28 febrero, 2007

Somos mundiales. Hasta en el extranjero nos conocen

The Chronicle of Higher Education
Section: International
Volume 53, Issue 22, Page A31

In Spain, Inbreeding Threatens Academe

Getting hired to teach at universities depends less on what you know than on whom you know

With 25 years of teaching experience at Spain's top-ranked veterinary school, 58 articles in prestigious international journals, and numerous patents to her name, Victoria López Rodas would be a strong candidate for any academic job in her field. So when she took a national qualifying examination for a full professorship in animal science last spring, it was hardly surprising that several members of the panel at the public interview cited her merits as both teacher and scholar.

Yet according to a published account by two witnesses, both of them colleagues and friends of Ms. López, the same panelists tempered their praise with captious and nit-picking criticisms of her presentation, including what one examiner called the "unpardonable" error of a mislabeled slide.

When the panel released its decision, Ms. López was the seventh out of seven qualified candidates, ranked too low to win the position she sought — even though the "impact factor" of her published research, a critical measure of her standing as a scientist, was more than four times as high as that of the candidate who came in first.

While disappointed by the decision, Ms. López was prepared for it because her three previous attempts to gain qualification had ended in outright rejection. Though she says she does not know precisely why she was passed over, she pointedly observes that she had never invited any of the panelists — senior academics in her field — to share credit for her research, a common strategy with which junior faculty members in Spain curry favor with those who might eventually decide on their promotion. On one point, however, she is unequivocal: "My case is only a small example within the whole system."

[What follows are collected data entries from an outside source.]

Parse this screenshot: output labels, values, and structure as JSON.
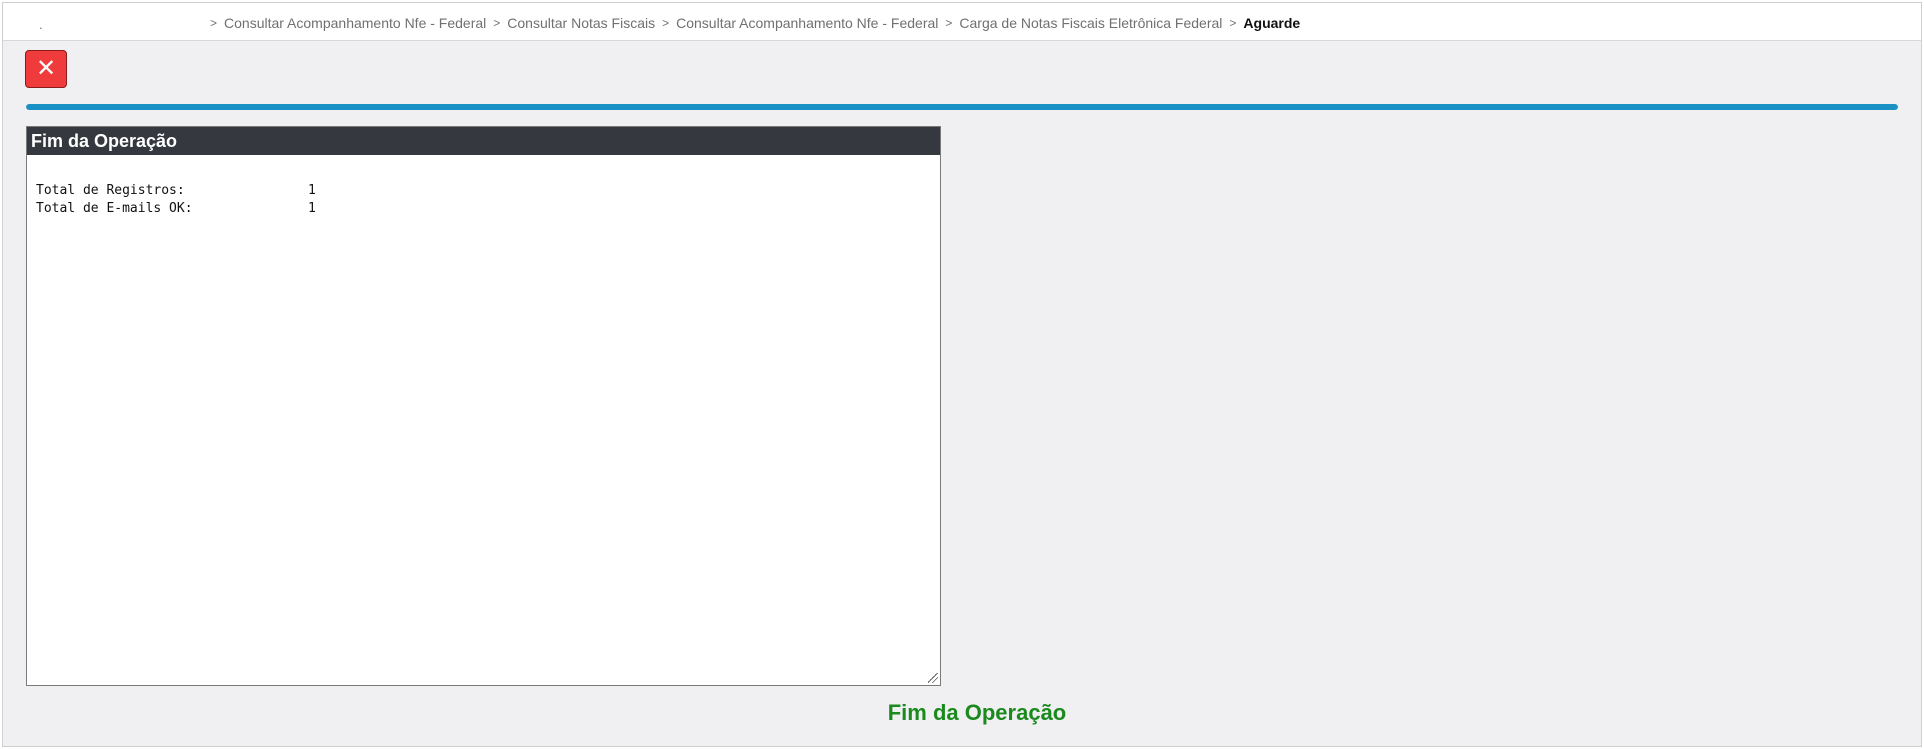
{
  "breadcrumb": {
    "home_glyph": ".",
    "separator": ">",
    "items": [
      "Consultar Acompanhamento Nfe - Federal",
      "Consultar Notas Fiscais",
      "Consultar Acompanhamento Nfe - Federal",
      "Carga de Notas Fiscais Eletrônica Federal"
    ],
    "current": "Aguarde"
  },
  "toolbar": {
    "close_icon": "close-icon",
    "close_glyph": "✕"
  },
  "progress": {
    "percent": 100,
    "color": "#1a91c4"
  },
  "panel": {
    "title": "Fim da Operação",
    "log": [
      {
        "label": "Total de Registros:",
        "value": "1"
      },
      {
        "label": "Total de E-mails OK:",
        "value": "1"
      }
    ]
  },
  "status": {
    "message": "Fim da Operação",
    "color": "#1a8a1f"
  },
  "colors": {
    "close_button": "#ef3b3b",
    "panel_header": "#35383e",
    "background": "#f0f0f2"
  }
}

Despite attempts to reform the faculty-hiring process in Spain, Ms. López's case illustrates the obstacles still faced by those who would make the country's tenure system fairer and more transparent.

Now the Parliament is preparing to pass a law that critics say will undo whatever progress has been made, further encouraging cronyism and nepotism in Spanish academe. The government and its supporters insist that the new measures will ensure quality while guaranteeing universities the institutional autonomy that academic freedom requires. At stake, the two sides agree, is the ability of Spain's higher-education system to meet international standards commensurate with the nation's role as the world's eighth-largest economic power.

Academic Immobility

The qualifying examination that Ms. López has taken four times was instituted in 2001 as a remedy for a widespread practice informally known as endogamia, or inbreeding — hiring from within the ranks of a university or research institute.

A study published last year by the government-financed Spanish National Research Council showed that from 1997 through 2001, 95 percent of the people who obtained professorships at Spanish universities — permanent civil-service jobs akin to tenure at American colleges — were already employed at those institutions, and that 64 percent had earned their doctorates on those same campuses.

The council's report did not offer international comparisons, but a study published in the journal Nature in 2001 showed that "only 5 percent of lectureships in Spain were given to individuals who had published their first paper while working in another institution," compared with 93 percent in the United States, 83 percent in Britain, and 50 percent in France.

While inbreeding reflects certain charac-

teristics of Spanish society as a whole, including a typical attachment to family and place that discourages frequent moving, the nearly total absence of academic mobility stems from the particular nature of university governance as it has developed since the death of Francisco Franco, Spain's longtime ruler, in 1975.

In contrast with the hierarchical, centralized, ideologically guided control that the Franco regime imposed on higher education, the Spanish Constitution of 1978 guaranteed the autonomy of universities as a way to ensure academic freedom. A university-reform law passed by a new Socialist government in 1983 codified that autonomy in faculty hiring, among other areas, and established the universities as self-governing institutions that democratically elect their own rectors and other administrators.

This system gives administrators a strong interest in catering to internal constituencies, especially permanent faculty members, while largely insulating them from competition with other institutions. Financing for public universities (which account for 92 percent of the national system in terms of staff and enrollments) is pegged primarily to the numbers of students — who, for reasons of tradition and economics, rarely leave their home regions to attend college, and have therefore served as a virtually captive market.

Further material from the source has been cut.